The same person has been harassing me and posting horrible things about me on-line fand harassing me via email or the past year. I have contacted law enforcement officials, spent thousands in legal fees. My life and that of my family has been turned upside down. I am depressed and must see a therapist on a weekly basis.

My cyber bully hides behind her computer and I am grateful that I do not have to face her on a regular basis. I can only imagine having to go to school  and facing my bully everyday. I guess I am lucky in that respect. My heart goes out to the children who have to go to school in fear and shame on a daily basis.

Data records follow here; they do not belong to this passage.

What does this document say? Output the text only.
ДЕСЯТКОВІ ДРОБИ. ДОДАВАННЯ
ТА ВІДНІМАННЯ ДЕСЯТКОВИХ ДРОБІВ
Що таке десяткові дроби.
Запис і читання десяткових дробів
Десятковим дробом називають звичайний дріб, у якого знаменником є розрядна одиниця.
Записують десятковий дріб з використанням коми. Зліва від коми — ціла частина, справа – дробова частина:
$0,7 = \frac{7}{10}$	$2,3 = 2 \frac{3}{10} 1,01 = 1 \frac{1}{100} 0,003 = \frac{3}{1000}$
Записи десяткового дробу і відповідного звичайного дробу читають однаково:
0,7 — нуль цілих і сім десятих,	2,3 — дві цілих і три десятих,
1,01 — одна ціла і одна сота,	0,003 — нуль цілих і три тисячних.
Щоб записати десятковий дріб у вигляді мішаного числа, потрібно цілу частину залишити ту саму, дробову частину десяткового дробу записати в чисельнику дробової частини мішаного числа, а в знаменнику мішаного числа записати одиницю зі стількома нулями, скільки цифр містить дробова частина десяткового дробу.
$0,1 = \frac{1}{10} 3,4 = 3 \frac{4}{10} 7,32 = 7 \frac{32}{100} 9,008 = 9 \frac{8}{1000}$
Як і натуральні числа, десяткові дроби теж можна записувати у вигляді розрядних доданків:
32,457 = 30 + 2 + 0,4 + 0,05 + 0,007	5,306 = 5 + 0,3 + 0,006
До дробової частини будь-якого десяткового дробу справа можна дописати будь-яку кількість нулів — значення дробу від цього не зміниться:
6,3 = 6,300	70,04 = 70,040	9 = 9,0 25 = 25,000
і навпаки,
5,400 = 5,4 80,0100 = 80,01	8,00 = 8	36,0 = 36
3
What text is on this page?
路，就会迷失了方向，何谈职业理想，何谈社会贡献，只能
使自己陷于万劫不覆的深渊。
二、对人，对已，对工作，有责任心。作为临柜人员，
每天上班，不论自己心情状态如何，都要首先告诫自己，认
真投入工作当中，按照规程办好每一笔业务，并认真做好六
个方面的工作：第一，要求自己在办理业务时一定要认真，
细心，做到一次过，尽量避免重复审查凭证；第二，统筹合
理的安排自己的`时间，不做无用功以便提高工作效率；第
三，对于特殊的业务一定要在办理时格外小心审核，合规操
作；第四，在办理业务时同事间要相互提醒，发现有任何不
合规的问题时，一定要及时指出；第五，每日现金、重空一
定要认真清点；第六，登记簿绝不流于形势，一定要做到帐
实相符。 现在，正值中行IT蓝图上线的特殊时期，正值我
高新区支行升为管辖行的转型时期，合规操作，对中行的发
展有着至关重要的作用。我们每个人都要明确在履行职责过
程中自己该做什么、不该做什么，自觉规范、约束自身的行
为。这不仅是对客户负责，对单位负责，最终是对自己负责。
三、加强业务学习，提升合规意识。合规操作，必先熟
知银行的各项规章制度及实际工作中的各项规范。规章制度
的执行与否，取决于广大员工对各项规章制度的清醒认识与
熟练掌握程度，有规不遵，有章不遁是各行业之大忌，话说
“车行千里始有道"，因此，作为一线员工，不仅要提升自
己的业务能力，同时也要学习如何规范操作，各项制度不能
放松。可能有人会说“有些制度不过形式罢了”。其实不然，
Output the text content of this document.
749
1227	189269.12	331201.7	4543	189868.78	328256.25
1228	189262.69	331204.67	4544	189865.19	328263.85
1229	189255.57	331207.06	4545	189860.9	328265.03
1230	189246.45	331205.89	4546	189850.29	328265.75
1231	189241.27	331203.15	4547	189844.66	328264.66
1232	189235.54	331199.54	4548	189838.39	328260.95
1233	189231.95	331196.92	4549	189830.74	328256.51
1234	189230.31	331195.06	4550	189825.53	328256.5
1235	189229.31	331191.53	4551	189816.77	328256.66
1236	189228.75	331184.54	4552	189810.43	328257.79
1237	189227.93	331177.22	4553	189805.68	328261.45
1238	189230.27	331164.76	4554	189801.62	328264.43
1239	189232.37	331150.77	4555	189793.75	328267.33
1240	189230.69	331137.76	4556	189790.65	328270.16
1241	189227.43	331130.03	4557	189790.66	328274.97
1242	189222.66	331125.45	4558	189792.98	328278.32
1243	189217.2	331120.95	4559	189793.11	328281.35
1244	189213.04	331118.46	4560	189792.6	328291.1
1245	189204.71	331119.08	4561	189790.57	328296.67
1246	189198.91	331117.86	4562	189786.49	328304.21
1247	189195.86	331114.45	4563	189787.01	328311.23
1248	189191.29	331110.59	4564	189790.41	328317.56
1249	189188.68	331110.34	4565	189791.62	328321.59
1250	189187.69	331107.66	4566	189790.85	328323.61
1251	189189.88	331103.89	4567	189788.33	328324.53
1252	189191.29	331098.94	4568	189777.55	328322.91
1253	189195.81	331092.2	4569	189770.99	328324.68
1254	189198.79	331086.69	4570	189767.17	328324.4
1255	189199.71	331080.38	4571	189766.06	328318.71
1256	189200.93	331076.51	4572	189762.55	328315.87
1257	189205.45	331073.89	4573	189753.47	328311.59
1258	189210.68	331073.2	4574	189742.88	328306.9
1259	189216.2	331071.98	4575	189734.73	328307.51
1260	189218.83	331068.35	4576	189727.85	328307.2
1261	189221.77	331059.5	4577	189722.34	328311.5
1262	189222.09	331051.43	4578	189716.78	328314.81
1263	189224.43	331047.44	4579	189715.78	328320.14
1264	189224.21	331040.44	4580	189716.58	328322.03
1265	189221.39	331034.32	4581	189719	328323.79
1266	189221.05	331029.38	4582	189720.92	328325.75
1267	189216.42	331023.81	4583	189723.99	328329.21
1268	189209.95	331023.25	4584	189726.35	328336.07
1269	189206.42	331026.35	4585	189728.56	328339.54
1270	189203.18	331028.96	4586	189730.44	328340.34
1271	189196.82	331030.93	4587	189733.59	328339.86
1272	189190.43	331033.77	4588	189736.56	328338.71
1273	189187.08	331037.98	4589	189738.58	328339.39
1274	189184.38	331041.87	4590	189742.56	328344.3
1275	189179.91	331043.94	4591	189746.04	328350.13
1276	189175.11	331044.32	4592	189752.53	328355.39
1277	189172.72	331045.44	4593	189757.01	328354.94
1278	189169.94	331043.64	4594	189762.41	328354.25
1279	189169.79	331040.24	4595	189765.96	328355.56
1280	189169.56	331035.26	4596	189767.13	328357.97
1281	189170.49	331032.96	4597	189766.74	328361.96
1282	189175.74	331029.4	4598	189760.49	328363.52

We live in a cruel society. I feel that people have taken the whole freedom of speech thing way too far. When is it ever okay to torment someone? What kind of person engages in this type of behavior? There has to be some way to combat this problem.  We need better laws, more stringent supervision of on-line forums such as myspace, facebook and blogger, and education for legal professionals and law enforcement.

 

 

 

I think bringing the person into the light so to speak is the answer for a lot of these people that hide behind their computers and do this to people.  Go to the news media!  Put it in the local newspaper, hang flyers, do whatever you have to do to bring this person to justice especially if law enforcement cannot or will not help.  I have had problems with this as a child and have a child that has experienced this.  Not in cyberspace but in person.  I brought it to light finally in our neighborhood by going to parents (that didn't know it was going on)  and had meetings with all moms involved.  I went door to door!  It has stopped for now.  We will see what the future holds in this neighborhood!!
 
October 28, 2008, 9:58 am CDT

Cyber Bullying

As a member of multiple message boards I can tell you that it's not just teens and kids that use the internet to feel superior or to release the "bully" inside.  I have seen it happen on other boards as well   ... there are boards out there that have things worse then what I am sure kids can do.  It's interesting to me what people do to other people when there is a sense of anonymity and even when there's not.  

 

I also know that sometimes it's hard as a parent to determine what is actual bullying and what is the way kids just talk.  They way that they call each other names all the time and tell me "it's just for fun".  When did calling your best friend a whore become fun? I wonder if the fact that everyone does everything through the interenet change the way we perceive people in general.  For example .... would I personally feel as comfortable stating my opinion if it were a face to face discussion as I am here on a message board. 

 

I also wonder if there will be a new brand of "police" that will need to evolve so that some of these kinds of thinsg can't happen.  If they can monitor our cell phone calls for key words it really seems that there should be a kind of software out there that could monitor for certain key words.

 

Also I think there needs to be stricter consequences for those involved including the site.  If the owners of myspace or any of the other sites out there were held accountable for what was being done as well woudln't that decrease some of the cyber issues.  And parents need to be held accountable for what their children are putting out on these sites as well.  I am always surprised at some parents who don't "know" that their child has racy pictures up or has said things online that they shouldn't have. I probably monitor more then I actually need to and the girls that I am talking about are 19 and 20 and don't live at home any more but I still look at their sites regularly and they all know if they use MY computer at MY house utilizing the internet that I PAY for there is no right to privacy.